Late last year Maguire appointed a special committee to look into strategic alternatives, including a sale, after pressure from investors who complained that the company was not managing itself in a way to maximize shareholder value. Chairman and CEO Rob Maguire was long rumored to be interested in selling the company anyway, but no formal offers were ever placed on the table publicly.

A statement by Maguire this morning said that the options for enhancing liquidity that the special committee will focus on will include dividend policy and management measures to “preserve and create value until the markets recover.” The special committee intends to recommend the payment of the company’s preferred stock dividend for the first quarter of 2008.

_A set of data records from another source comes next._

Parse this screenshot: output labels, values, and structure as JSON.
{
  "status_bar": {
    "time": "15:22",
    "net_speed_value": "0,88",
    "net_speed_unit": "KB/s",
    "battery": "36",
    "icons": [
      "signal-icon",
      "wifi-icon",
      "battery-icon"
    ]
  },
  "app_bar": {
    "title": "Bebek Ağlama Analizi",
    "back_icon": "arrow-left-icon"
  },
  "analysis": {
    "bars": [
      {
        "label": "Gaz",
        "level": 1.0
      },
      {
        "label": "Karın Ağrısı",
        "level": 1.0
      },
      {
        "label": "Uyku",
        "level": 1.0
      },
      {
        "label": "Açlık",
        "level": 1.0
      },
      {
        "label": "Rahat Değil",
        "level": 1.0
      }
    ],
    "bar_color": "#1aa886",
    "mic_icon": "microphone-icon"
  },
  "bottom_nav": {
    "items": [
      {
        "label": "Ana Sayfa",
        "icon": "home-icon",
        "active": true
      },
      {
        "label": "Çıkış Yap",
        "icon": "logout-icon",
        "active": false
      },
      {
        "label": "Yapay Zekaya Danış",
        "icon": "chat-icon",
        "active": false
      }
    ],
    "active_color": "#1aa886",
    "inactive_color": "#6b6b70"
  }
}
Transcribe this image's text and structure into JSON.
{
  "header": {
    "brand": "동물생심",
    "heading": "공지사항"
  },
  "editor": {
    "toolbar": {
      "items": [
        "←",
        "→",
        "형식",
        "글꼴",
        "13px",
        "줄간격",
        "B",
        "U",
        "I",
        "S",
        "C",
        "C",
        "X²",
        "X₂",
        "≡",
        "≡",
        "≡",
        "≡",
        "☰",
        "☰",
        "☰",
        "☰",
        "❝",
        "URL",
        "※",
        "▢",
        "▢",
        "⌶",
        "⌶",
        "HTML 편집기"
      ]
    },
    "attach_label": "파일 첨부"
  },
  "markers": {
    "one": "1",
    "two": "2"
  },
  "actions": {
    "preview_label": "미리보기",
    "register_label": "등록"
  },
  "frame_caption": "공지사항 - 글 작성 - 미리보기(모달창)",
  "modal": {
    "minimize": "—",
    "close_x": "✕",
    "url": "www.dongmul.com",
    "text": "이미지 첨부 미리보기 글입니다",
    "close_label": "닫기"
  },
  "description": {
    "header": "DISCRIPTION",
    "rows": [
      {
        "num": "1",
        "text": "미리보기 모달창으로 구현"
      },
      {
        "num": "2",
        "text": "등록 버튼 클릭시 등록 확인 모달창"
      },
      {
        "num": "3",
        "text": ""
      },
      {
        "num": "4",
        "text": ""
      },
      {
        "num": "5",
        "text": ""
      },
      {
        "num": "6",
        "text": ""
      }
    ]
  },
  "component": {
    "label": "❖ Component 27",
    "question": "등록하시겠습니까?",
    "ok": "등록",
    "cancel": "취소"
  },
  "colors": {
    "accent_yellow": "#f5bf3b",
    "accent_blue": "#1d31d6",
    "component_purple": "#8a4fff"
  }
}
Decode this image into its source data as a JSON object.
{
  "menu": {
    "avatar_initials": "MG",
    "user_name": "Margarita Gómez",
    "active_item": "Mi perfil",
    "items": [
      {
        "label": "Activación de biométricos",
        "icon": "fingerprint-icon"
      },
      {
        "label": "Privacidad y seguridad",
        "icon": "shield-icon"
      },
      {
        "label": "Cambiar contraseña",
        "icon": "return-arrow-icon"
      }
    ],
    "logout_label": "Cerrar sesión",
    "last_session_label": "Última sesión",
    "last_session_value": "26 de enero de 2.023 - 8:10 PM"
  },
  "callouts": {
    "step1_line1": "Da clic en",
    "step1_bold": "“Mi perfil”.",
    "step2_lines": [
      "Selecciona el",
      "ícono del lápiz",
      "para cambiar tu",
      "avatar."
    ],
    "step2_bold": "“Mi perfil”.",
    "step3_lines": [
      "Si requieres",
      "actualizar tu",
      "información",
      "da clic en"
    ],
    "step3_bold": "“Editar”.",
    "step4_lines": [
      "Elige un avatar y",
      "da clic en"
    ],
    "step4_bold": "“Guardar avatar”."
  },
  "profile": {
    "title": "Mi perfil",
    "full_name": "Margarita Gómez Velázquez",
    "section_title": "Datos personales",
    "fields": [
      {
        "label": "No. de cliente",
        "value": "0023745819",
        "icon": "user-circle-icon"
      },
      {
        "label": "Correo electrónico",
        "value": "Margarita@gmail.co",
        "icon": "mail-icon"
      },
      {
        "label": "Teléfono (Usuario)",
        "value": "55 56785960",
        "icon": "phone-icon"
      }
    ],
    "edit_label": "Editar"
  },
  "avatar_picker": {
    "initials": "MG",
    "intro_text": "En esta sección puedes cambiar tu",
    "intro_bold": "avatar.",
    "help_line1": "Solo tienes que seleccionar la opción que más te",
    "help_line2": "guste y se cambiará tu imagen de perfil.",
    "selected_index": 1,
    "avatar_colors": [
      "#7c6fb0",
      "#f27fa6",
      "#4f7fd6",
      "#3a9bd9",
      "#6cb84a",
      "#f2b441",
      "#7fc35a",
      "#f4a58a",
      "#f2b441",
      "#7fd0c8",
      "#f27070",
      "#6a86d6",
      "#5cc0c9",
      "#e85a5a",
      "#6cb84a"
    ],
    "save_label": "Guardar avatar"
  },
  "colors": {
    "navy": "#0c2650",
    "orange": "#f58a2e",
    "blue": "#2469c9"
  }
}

Analysts who follow Maguire said when the company went looking for buyers that the REIT’s financial performance and other factors would present big hurdles for anyone thinking of buying the company and its 35 million sf of Southern California office space. Maguire is the largest owner of class A trophy properties in Downtown L.A., including the US Bank Tower.

According to David Loeb, senior real estate research analyst and managing director for Milwaukee-based Robert W. Baird & Co., the hurdles to a Maguire sale ranged from tax implications to changes in capital markets to the uncertainties of the Orange County office market to the heavy debt load on Maguire’s portfolio. Other analysts also have cited the big debt load that Maguire’s properties carry as an obstacle to a sale, especially in today’s uncertain capital markets.